Barlow’s intelligence work began at the CIA, where he analyzed nuclear programs in other countries. He contributed to the National Intelligence Estimates and presented findings to national security agencies, the White House and congressional committees. He received the CIA’s Exceptional Accomplishment Award in 1988.

The next year, he became the first intelligence officer for the Office of the Secretary of Defense, charged with analyzing nuclear weapons developments involving foreign governments. He answered to Gerald Brubaker, the acting director of the Office of Non-Proliferation. Supervising Brubaker was Victor Rostow, the principal director. Rostow reported to Deputy Assistant Secretary James Hinds, who reported to Assistant Secretary Stephen J Hadley.

At the time, the government was poised to sell .4 billion worth of new F-16 fighter planes to Pakistan to help the mujaheddin fight the Soviets in Afghanistan. But Congress, through two laws passed in 1985, had forbidden the sale of any equipment that could be used to deliver nuclear bombs.

Barlow wrote an analysis for then-Secretary Dick Cheney that concluded the planned F-16 sale violated this law. Drawing on detailed, classified studies, Barlow wrote about Pakistan’s ability, intentions and activities to deliver nuclear bombs using F-16s it had acquired before the law was passed

Barlow discovered later that someone rewrote his analysis so that it endorsed the sale of the F-16s. Arthur Hughes, the deputy assistant secretary of defense, testified to Congress that using the F-16s to deliver nuclear weapons far exceeded the state of art in Pakistan – something Barlow knew to be untrue.

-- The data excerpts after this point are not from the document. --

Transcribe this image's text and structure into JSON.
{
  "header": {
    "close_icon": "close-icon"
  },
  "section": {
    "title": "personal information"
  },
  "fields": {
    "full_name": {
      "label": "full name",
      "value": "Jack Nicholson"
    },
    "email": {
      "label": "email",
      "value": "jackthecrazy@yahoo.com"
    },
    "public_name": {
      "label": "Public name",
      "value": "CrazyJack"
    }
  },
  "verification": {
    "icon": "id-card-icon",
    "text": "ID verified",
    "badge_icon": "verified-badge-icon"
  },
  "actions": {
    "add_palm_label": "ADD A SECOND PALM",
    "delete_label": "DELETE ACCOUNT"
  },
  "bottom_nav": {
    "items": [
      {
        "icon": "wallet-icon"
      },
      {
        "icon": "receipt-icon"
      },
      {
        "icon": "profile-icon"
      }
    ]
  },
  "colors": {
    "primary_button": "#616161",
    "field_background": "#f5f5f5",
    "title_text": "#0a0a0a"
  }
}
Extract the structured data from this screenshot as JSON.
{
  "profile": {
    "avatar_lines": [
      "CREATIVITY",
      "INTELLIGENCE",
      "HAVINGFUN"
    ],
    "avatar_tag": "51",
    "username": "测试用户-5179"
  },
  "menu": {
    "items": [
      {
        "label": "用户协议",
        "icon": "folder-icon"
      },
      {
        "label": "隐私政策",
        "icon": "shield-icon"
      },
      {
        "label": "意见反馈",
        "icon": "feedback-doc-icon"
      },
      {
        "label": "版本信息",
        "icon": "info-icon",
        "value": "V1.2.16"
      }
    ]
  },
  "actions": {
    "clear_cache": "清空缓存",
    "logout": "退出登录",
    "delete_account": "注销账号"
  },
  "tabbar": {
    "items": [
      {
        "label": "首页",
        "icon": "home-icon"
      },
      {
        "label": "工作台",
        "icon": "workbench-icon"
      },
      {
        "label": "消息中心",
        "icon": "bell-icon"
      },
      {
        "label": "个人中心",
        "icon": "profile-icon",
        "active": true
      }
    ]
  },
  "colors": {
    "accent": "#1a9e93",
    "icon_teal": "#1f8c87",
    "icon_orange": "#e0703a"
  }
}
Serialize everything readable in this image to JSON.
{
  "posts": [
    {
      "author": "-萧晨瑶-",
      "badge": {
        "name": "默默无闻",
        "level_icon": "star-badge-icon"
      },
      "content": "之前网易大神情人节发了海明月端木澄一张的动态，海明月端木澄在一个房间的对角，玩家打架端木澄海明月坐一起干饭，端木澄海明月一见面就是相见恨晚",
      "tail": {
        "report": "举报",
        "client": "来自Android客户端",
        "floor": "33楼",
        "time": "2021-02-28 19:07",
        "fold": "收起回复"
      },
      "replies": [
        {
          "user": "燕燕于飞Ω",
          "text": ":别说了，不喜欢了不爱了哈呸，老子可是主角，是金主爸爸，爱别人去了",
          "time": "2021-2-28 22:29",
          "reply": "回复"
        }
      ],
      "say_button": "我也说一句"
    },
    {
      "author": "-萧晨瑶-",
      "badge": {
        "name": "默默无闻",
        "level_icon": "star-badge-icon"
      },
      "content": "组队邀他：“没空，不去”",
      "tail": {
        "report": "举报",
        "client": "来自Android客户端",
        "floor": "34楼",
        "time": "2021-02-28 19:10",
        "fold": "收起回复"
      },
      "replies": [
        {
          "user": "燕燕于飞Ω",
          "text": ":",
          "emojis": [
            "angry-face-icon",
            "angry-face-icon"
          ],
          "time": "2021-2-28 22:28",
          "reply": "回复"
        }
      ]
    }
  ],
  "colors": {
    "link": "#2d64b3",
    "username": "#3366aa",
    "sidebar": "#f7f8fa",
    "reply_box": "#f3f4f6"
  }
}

In the summer of 1989, Barlow told Brubaker, Rostow and Michael MacMurray, the Pakistan desk officer in charge of military sales to Pakistan who prepared Hughes’s testimony, that Congress had been misled.

Within days, Barlow was fired.

‘They clearly didn’t want the nonproliferation policy to get in the way of their regional policy,’ Gallucci said. ‘They were worried someone like Rich [Barlow], in his stickler approach, would insist that if there’s going to be testimony on the Hill about the F-16 aircraft, that the answers be full and truthful. He was a thorn in their side, and they went after him. And they did a very good job of screwing up his life.

So what is the moral of the Barlow story? Perhaps it is that worrying about nuclear proliferation is not a career enhancing move.